* 初夏の出来事 *












それは、初夏のある日の出来事でした。

照りつける太陽が眩しい、そんな日のことでした。


ピアノの演奏会へ出かける私。

余所行きの服を着て家を出た。


駅に着いて。

偶然そこに居たのは、クラスメイトの一人でした。


「あ、桃城」

「おっ、偶然だな……ぶっ!」

「?」


私の姿を見るなり噴き出すその人。

眉を少し顰めて睨み付けてやると、

わりぃわりぃと笑いながら言ってきた。


「お前もそういう服着るんだなと思って。
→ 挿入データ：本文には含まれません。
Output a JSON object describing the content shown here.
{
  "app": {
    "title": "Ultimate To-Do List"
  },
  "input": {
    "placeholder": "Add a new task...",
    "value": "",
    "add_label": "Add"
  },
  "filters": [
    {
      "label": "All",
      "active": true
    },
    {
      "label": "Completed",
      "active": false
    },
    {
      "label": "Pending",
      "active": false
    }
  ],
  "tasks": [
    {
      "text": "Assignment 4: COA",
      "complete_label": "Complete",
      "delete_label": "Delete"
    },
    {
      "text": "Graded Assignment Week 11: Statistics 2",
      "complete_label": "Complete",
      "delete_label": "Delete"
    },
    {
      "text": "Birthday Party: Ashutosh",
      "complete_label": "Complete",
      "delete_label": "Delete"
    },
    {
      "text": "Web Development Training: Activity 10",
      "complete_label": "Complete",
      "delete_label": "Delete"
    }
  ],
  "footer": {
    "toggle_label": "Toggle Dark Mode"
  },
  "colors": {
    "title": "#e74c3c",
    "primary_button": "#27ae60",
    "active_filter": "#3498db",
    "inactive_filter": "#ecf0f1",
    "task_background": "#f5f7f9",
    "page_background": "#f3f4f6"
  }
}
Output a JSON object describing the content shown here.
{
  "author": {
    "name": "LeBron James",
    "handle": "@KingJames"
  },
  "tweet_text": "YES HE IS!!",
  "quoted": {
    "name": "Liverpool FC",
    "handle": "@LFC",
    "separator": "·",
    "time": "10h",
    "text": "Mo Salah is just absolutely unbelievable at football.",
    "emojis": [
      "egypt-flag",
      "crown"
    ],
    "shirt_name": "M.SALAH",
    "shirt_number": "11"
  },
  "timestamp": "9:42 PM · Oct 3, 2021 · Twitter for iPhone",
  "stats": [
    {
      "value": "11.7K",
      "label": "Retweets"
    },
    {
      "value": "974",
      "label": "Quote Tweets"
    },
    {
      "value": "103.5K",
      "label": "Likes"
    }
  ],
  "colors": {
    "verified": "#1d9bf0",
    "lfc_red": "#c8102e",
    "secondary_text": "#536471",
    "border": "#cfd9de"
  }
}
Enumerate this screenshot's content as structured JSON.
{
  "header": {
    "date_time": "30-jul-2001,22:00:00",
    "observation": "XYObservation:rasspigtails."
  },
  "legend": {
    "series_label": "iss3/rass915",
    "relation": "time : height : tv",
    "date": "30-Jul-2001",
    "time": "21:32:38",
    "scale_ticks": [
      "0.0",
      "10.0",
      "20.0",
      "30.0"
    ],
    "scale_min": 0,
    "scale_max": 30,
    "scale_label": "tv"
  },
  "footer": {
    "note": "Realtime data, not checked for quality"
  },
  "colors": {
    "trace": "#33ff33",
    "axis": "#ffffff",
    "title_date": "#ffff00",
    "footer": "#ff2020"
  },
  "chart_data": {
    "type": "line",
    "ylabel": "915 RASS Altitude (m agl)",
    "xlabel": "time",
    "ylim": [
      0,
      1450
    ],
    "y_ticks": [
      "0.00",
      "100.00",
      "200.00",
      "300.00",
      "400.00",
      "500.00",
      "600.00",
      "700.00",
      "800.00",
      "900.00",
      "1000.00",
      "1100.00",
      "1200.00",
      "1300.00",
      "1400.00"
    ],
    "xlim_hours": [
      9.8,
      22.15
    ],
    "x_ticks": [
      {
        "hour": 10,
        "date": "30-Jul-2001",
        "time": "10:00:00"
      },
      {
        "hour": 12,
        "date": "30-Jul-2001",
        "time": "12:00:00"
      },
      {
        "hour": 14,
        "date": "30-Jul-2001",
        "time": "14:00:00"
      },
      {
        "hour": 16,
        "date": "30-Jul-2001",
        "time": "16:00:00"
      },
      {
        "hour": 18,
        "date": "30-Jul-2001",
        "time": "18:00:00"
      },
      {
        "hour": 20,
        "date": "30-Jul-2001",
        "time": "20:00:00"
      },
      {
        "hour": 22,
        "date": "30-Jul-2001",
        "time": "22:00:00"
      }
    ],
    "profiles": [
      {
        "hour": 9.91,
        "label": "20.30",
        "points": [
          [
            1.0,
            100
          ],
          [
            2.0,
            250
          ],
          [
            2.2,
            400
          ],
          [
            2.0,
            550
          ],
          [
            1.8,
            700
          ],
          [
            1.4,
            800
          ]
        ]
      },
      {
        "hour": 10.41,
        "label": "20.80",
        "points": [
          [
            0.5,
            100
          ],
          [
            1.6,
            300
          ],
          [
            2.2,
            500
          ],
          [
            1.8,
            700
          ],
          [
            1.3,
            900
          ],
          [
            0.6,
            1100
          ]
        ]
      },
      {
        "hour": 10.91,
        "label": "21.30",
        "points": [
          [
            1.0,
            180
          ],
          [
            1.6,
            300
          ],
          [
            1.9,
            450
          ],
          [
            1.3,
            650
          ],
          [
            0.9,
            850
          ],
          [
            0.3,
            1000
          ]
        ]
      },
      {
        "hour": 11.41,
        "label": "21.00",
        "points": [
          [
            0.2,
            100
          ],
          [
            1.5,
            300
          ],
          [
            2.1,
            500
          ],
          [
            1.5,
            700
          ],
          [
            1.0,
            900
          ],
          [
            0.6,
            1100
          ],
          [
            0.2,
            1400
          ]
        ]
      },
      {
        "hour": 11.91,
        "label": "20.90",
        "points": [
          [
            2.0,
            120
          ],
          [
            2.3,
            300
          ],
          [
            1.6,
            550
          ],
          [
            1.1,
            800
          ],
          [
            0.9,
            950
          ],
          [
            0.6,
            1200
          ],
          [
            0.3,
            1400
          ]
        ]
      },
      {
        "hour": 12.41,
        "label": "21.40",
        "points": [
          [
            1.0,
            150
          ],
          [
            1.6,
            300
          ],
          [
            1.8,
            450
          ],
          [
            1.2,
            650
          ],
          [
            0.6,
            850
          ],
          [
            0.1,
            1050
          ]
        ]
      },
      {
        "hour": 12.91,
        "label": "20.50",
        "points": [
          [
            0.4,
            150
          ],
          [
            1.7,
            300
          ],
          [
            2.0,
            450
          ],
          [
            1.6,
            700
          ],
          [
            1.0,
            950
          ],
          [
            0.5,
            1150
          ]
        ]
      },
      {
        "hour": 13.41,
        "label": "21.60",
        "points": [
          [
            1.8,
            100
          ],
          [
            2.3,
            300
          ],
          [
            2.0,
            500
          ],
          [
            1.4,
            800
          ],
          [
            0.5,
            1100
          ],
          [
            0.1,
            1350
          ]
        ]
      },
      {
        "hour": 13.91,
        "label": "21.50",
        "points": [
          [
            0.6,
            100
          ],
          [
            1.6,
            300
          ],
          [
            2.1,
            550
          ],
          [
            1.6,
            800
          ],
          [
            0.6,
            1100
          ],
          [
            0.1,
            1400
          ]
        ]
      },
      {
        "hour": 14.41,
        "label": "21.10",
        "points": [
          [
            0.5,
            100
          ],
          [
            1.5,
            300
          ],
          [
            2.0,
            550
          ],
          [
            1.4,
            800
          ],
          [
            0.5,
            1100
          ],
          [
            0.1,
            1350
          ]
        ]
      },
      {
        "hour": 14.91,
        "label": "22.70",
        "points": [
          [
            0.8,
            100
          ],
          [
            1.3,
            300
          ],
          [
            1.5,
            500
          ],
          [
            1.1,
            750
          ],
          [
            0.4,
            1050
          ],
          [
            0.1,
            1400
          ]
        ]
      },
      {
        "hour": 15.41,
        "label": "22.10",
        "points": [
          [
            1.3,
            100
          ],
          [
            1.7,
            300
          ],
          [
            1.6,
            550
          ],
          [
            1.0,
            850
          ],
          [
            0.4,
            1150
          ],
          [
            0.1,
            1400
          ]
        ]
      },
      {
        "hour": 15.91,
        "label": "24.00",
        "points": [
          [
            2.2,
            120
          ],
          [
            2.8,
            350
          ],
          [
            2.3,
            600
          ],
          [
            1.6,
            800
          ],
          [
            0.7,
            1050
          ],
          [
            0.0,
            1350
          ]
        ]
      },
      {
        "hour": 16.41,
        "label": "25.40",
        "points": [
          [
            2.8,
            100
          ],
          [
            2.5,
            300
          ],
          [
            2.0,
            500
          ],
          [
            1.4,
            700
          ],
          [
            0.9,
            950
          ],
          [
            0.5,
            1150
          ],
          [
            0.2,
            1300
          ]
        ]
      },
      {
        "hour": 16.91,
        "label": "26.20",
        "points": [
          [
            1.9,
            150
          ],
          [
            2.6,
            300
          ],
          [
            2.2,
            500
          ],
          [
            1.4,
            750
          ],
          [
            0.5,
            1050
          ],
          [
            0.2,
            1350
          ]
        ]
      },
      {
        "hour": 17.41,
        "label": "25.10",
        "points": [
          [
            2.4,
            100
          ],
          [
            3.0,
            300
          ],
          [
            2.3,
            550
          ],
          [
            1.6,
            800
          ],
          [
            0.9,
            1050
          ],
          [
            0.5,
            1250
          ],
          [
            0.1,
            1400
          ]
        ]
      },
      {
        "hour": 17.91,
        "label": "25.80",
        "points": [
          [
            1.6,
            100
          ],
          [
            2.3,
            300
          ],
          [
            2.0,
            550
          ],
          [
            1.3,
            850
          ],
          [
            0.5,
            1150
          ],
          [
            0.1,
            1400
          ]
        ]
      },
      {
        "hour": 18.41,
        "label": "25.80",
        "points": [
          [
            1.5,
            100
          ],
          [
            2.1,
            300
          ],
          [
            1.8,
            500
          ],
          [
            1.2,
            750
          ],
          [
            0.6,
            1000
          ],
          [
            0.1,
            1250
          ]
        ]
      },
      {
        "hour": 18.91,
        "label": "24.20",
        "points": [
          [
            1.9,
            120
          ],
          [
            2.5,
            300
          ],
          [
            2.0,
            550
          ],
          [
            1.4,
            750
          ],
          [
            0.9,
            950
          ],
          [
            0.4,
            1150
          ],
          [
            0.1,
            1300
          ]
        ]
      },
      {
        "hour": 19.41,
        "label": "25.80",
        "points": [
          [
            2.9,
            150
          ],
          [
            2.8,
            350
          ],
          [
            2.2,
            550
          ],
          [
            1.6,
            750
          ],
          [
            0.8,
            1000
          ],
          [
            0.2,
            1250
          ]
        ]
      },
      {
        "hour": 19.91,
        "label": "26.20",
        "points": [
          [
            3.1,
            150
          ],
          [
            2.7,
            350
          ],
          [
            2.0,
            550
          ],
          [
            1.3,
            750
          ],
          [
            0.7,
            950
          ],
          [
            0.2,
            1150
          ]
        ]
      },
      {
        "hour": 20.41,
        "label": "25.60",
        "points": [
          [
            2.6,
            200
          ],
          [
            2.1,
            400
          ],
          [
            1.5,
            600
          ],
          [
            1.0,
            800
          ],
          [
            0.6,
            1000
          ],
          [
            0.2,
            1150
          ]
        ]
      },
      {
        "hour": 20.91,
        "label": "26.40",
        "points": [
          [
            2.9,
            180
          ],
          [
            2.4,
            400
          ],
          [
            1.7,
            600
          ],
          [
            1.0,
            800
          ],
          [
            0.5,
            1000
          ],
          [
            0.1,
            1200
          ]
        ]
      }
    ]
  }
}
ああ面白ぇ」

「なっ!笑うことないでしょうが!!」


突然恥ずかしくなって、顔が赤くなるのを感じる。

ほぼ無意識的に、片手に持っていた鞄を前で両手で持つように変えた。


私が着ているのは、黒をベースとしたロングスカート。

確かに短めのスカートの制服でくるくる走り回って

パンチラならぬブルマチラ(?)をかましてる私には、

無縁にも感じられるような服装かもしれない…。


だからって、笑うことなんかないのに…。


自然と突き出ている口。

不機嫌なときの癖だ。自覚有り。

不機嫌というか…いじけ気味というか。

想像以上に傷付いてる自分に気付いた。

そんなとき、桃城は笑顔を見せて言う。



 「冗談だって。似合ってるぜ」



歯を見せてにかっと笑うと、到来した電車に乗っていった。

電車の窓からまた笑顔を見せられて、何故か私は会釈してた。

赤い顔を伏せたいという気持ちから来た無意識な行動かな、と思いつつ。


深呼吸してホームの反対側に電車が来るのを待った。






















こっちへ来て初スカートだったり。